Text: Haberle, Heiko, Berlin

Der erstmals in Europa ausgetragene Solar Decathlon ist von einer Musterhaussiedlung zu einer Expo für Klimadesign geworden, bei der die vier deutschen Beiträge herausragten. Erfindergeist ließ den Nachhaltigkeitsüberdruss verfliegen und den immer wieder geforderten Spaß am Klimaschutz aufkommen.

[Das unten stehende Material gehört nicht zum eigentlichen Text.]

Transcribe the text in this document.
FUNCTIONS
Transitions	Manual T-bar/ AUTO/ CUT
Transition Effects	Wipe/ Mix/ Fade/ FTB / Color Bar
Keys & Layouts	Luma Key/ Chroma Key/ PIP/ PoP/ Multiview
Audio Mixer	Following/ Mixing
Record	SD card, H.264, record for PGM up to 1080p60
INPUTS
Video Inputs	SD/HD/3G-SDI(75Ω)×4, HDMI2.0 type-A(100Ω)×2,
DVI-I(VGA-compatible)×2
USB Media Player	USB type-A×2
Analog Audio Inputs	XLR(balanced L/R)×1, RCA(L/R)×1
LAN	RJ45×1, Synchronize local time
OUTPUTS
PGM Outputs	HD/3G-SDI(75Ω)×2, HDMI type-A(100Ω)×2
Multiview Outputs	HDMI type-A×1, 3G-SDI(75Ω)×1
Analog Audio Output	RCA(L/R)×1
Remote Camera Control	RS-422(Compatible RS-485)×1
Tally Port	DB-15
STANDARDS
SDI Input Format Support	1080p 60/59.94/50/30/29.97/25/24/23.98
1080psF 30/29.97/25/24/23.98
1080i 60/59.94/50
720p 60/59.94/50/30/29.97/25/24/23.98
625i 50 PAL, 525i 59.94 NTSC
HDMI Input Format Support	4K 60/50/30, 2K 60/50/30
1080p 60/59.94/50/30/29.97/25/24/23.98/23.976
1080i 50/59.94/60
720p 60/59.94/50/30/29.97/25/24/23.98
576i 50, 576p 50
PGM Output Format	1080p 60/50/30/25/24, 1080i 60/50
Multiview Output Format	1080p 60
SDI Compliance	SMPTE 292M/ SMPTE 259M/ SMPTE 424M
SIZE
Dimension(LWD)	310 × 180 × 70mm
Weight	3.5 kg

Die kleine Solar-Expo von Madrid fand an einem Fluss statt, so wie das Original in Washington DC auch. Wo unterhalb des Palacio Real der Verkehr entlang des Río Manzanares in Tunneln verschwunden ist, fand Ende Juni der erste Solar Decathlon Europe statt. Erst im vergangenen Oktober hatten Studen­ten der TU Darmstadt zum zweiten Mal in Washington den seit 2002 ausgetragenen Wettbewerb des US-Energieministeriums gewonnen (Heft 46.09). In den geraden Jahren wird dieser nun durch einen Ableger in Madrid ergänzt, den die dortige Universidad Politécnica und das spanische Wohnungsbauministerium ausrichten. Nachdem drei Teams ihre Beiträge zurückgezogen hatten, waren 17 Häuser von Hochschulen aus Finnland, Großbritannien, Spanien, Deutschland, Frankreich, China und den USA angetreten.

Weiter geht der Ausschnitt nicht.